Au Pays des mères, l’histoire et l’archéologie ont une place centrale : on connaît très peu de choses sur le Déclin, des campagnes de fouille sont régulièrement organisées pour déterrer des objets du Déclin afin de les étudier ou les récupérer (en particulier, les objets en métal).

La forme est très importante dans le roman : les passages de narration à la troisième personne sont entrecoupés de pages de journaux intimes et de lettres. Tout le début du roman (l’enfance de Lisbeï) est caractérisé par une syntaxe simple, enfantine qui évolue au fur et à mesure que Lisbeï grandit. La domination des femmes se retrouve jusque dans le langage où le féminin domine dans les accords (on dit « elles » pour un groupe, même s’il comprend un homme). Les mots ont été féminisés, on dit « enfante », « chevale », « printane »…

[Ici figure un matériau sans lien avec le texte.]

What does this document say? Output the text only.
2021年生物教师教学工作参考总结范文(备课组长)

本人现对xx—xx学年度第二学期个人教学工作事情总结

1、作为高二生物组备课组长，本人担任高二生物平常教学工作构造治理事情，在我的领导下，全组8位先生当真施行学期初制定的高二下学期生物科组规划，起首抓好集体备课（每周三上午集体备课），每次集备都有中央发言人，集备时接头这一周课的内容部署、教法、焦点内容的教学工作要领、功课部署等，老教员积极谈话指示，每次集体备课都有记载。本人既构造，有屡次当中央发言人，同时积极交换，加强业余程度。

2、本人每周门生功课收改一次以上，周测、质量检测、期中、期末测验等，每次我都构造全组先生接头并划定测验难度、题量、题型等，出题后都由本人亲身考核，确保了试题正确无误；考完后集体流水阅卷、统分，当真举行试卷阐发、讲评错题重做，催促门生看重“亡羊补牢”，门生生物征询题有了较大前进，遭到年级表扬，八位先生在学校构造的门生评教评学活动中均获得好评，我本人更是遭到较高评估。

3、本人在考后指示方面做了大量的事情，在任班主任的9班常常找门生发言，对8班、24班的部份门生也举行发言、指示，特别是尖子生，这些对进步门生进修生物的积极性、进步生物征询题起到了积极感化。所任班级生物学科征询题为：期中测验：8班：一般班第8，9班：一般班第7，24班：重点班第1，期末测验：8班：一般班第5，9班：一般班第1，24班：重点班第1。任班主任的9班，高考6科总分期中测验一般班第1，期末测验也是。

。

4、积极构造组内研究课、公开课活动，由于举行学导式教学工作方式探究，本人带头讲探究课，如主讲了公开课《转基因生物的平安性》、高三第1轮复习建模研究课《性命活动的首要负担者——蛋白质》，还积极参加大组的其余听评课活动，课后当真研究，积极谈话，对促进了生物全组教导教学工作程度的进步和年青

Sur les cartes du Pays des Mères, les points et les taches plus ou moins grandes, d’un gris plus ou moins foncé, étaient des Mauterres aussi, mais pas les Grandes Mauterres. Avant le Déclin, avant la montée des eaux qui avait transformé l’aspect des continents, elles avaient été des régions très peuplées dans un ancien pays. Ou même des pays entiers, comme les Grandes Mauterres. Il y vivait trop de gens, qui fabriquaient trop de choses qui laissaient trop de déchets, et beaucoup de ces déchets avaient été des poisons, et on les avait répandus partout, parfois par accident, parfois par ignorance et par stupidité. Maintenant, ces régions ou ces pays étaient le repaire des Abominations (disaient les histoires d’horreur racontées par les tutrices à leur dotta qui les écoutaient avec des frissons), de plantes et d’animales mutantes […] les taches grises étaient des Mauterres moins empoisonnées que les autres (« moins contaminées » ou « moins polluées », dirait plus tard Antoné). Seules les exploratrices s’y rendaient et comme seules les Bleues pouvaient être exploratrices, il n’y avait pas de danger pour les graines d’enfantes. Pourquoi elles y allaient ? Parce qu’il y avait des « artefacts de Déclin » dans les Mauterres, des choses et des informations du passé qui pouvaient être utiles et n’étaient pas forcément contaminées elles-mêmes.

- Extrait de Chroniques du Pays des mères : une des leçons donnée par Antoné (la médecine de la Famille de Béthély) et Mooreï (la mémoire de la Famille de Béthély) à la jeune Lisbeï pour son éducation de future Mère.

Chroniques du Pays des mères est un livre qui interroge beaucoup sur le statut des femmes et des hommes ainsi que sur la parentalité. Au début, le Pays des mères peut paraître hostile, une sorte de société totalitaire de mères et de lesbiennes qui place au centre de son fonctionnement la maternité ainsi qu’une religion qui ressemble beaucoup à un dogme chrétien inversé (où les femmes ne sont pas les pêcheresses). Les corps des hommes sont durement traités, ils sont réduits à leur rôle de géniteur, ont très peu de droits et sont échangés comme des marchandises entre les Familles. Cependant, au fur et à mesure que Lisbeï grandit, elle remet en question les traditions et les normes de son monde (en particulier, le matriarcat, la place des hommes dans la société mais aussi à propos de la religion ou du tabou de l’inceste). On voit le Pays des mères changer au fil des pages pour tendre vers une société plus égalitaire. C’est un roman très riche, résolument féministe qui vaut le détour ! (même si difficilement trouvable en librairies françaises !).